Sitting at this piano, Lennon composed the song “Imagine.”

I first heard the music of Lennon, and McCartney, at some point along that nebulous transition from toddler to preschooler. The first record album I ever owned was The Beatles’ “Please Please Me.”

I remember dancing to the simple, upbeat tunes atop a stage of sorts in a hip-at-the-time sunken living room. I don’t recall whether the house was our own or one of many I toured with my father, who did both residential and commercial real estate in Denver.

At some point an electric guitar, since passed down from my father to my oldest daughter, came into the picture. I used to sit and play it atop the muddy blue hard shell case that doubled as an amp and speaker. I don’t think I was much bigger than that case at the time.

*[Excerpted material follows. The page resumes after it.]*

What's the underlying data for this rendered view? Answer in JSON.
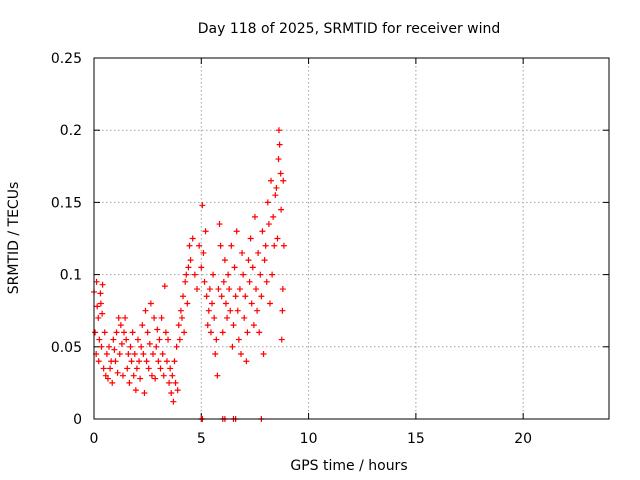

I recall writing the words to several of the love songs from that first record down on school notebook paper so I could try to share them with Eric, an elementary school crush who had more interest in running around a baseball diamond than pretending to walk down the aisle.

We were all too young at the time to appreciate the power of Lennon’s music — but I have to wonder if he’s out there somewhere remembering the little girl with long braids who recognized the romantic qualities of The Beatles’ music early on.

More recently, I’ve grown to admire Lennon’s activism — though I suppose one could argue that art and activism are one and the same.

Visit the MIM to learn more about this "Peace Piano" (Photo: Lynn Trimble)

I went with my son Christopher to see the movie “The U.S. vs. John Lennon” at Harkins Camelview 5 in Scottsdale soon after its 2006 release. It was a fine film, and a timely tool for talking with Christopher about issues of war and peace.

Movie-related materials refer to “exploring Vietnam-era struggles that remain relevent today.” Maybe that’s what keeps so many of us feeling connected to John Lennon even today.

Imagine. Act. Repeat. This, perhaps, is Lennon’s most enduring legacy.